Google admitted that external regulators discovered that e-mails, URLs and passwords were collected and stored in “a technical mishap” while its Google's Street View vehicles were out documenting roadway locations

According to Google’s blog post on Friday, data was mistakenly collected in more than 30 countries, including the United States, Canada, Mexico, some of Europe, and parts of Asia.

Posted by senior vice president of engineering and research Alan Eustace, the blog post admitted how "we failed badly here". Eustace added that Google has spent months analyzing how to strengthen their internal privacy and security practices.

"We want to delete this data as soon as possible, and I would like to apologize again for the fact that we collected it in the first place," Eustace confessed.

This is not the instance of accidentally data-collection by the search enging giant. In May, Google announced that it had collected unencrypted WiFi data by mistake through its Street View service - but the severity of the situation was unknown.

According to a Google spokesperson, the company first became aware of the problem when the Data Protection Authority in Germany asked Google to review all of the data collected through its Street View cars as part of a routine check.

But when Google went back and looked at the data, it transpired that in along with WiFi hot spot data, they were mistakenly collecting information that was being sent across unencrypted networks.

For the information to have been collected by Google, a person had to have been sending something over an unencrypted network at the same time that a Street View car was collecting data in that same location.

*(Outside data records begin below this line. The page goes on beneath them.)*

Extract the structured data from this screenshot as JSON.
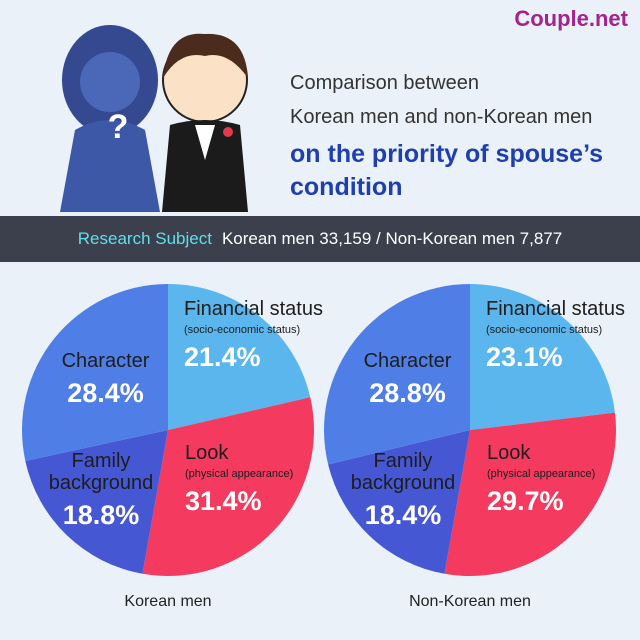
{
  "brand": "Couple.net",
  "title": {
    "lines": [
      "Comparison between",
      "Korean men and non-Korean men"
    ],
    "highlight": [
      "on the priority of spouse’s",
      "condition"
    ]
  },
  "banner": {
    "label": "Research Subject",
    "text": "Korean men 33,159 / Non-Korean men 7,877"
  },
  "chart_data": [
    {
      "type": "pie",
      "title": "Korean men",
      "categories": [
        "Financial status",
        "Look",
        "Family background",
        "Character"
      ],
      "category_notes": [
        "(socio-economic status)",
        "(physical appearance)",
        null,
        null
      ],
      "values": [
        21.4,
        31.4,
        18.8,
        28.4
      ],
      "value_labels": [
        "21.4%",
        "31.4%",
        "18.8%",
        "28.4%"
      ],
      "colors": [
        "#5bb6ee",
        "#f43a5f",
        "#4657d4",
        "#4f7fe6"
      ]
    },
    {
      "type": "pie",
      "title": "Non-Korean men",
      "categories": [
        "Financial status",
        "Look",
        "Family background",
        "Character"
      ],
      "category_notes": [
        "(socio-economic status)",
        "(physical appearance)",
        null,
        null
      ],
      "values": [
        23.1,
        29.7,
        18.4,
        28.8
      ],
      "value_labels": [
        "23.1%",
        "29.7%",
        "18.4%",
        "28.8%"
      ],
      "colors": [
        "#5bb6ee",
        "#f43a5f",
        "#4657d4",
        "#4f7fe6"
      ]
    }
  ]
}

According to Google, the vast majority of the data is in fragments, but in the past week several countries have issued reports that they have found entire emails and passwords.

Since then, Google has said how the data has been segregated and secured, and WiFi data is no longer being collected from Street View cars – additionally Google has said it has deleted data collected from Ireland, Austria, Denmark and Hong Kong,

Nevertheless, other countries have opened their own investigations, and Google has not been given permission from authorities to delete the data.